Ce lundi, après près de trois mois d’activité, les protagonistes du projet présentaient officiellement le lieu. «Nous avons beaucoup de joie et de fierté à vous présenter ce chaînon manquant au dispositif genevois», s’est enthousiasmé Fabrice Roman, président du Collectif d’associations pour l’urgence sociale (CausE), sans fanfaronner pour autant: «Il y a encore un nombre trop important de personnes qui dorment dehors dans ce canton. On est heureux et satisfaits du succès de ce lieu, mais il ne suffit pas.»

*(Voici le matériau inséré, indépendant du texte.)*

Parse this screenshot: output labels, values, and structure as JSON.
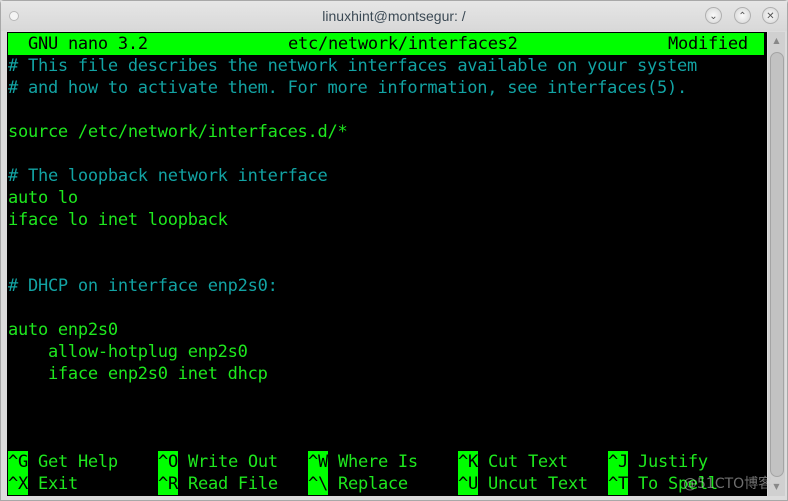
{
  "window": {
    "title": "linuxhint@montsegur: /",
    "buttons": {
      "minimize": "⌄",
      "maximize": "⌃",
      "close": "✕"
    }
  },
  "nano": {
    "app": "GNU nano 3.2",
    "filename": "etc/network/interfaces2",
    "status": "Modified"
  },
  "lines": [
    {
      "text": "# This file describes the network interfaces available on your system",
      "type": "comment",
      "row": 2
    },
    {
      "text": "# and how to activate them. For more information, see interfaces(5).",
      "type": "comment",
      "row": 3
    },
    {
      "text": "source /etc/network/interfaces.d/*",
      "type": "code",
      "row": 5
    },
    {
      "text": "# The loopback network interface",
      "type": "comment",
      "row": 7
    },
    {
      "text": "auto lo",
      "type": "code",
      "row": 8
    },
    {
      "text": "iface lo inet loopback",
      "type": "code",
      "row": 9
    },
    {
      "text": "# DHCP on interface enp2s0:",
      "type": "comment",
      "row": 12
    },
    {
      "text": "auto enp2s0",
      "type": "code",
      "row": 14
    },
    {
      "text": "    allow-hotplug enp2s0",
      "type": "code",
      "row": 15
    },
    {
      "text": "    iface enp2s0 inet dhcp",
      "type": "code",
      "row": 16
    }
  ],
  "shortcuts": [
    [
      {
        "key": "^G",
        "label": "Get Help"
      },
      {
        "key": "^O",
        "label": "Write Out"
      },
      {
        "key": "^W",
        "label": "Where Is"
      },
      {
        "key": "^K",
        "label": "Cut Text"
      },
      {
        "key": "^J",
        "label": "Justify"
      }
    ],
    [
      {
        "key": "^X",
        "label": "Exit"
      },
      {
        "key": "^R",
        "label": "Read File"
      },
      {
        "key": "^\\",
        "label": "Replace"
      },
      {
        "key": "^U",
        "label": "Uncut Text"
      },
      {
        "key": "^T",
        "label": "To Spell"
      }
    ]
  ],
  "scrollbar": {
    "up_arrow": "▲",
    "down_arrow": "▼"
  },
  "watermark": "@51CTO博客",
  "colors": {
    "header_bg": "#00ff00",
    "comment": "#12a3a3",
    "code": "#1ee81e",
    "terminal_bg": "#000000"
  }
}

Ce printemps, les communes, la ville de Genève et le canton se sont en effet écharpés sur le financement de l’hébergement d’urgence, alors que la nouvelle loi sur l’aide aux personnes sans-abri (LAPSA) a été mise sous toit l'automne dernier. Conséquence: début avril, alors que l’hiver faisait un come-back glaçant, 200 places d’accueil ont été supprimées, sur les 580 que comptait le canton. Depuis, un financement d'urgence de 6,2 millions a pu être débloqué par l'Association des communes genevoises (ACG). Mais la ville de Genève et les communes attendent toujours du canton qu’il mette sur pied son règlement d’application.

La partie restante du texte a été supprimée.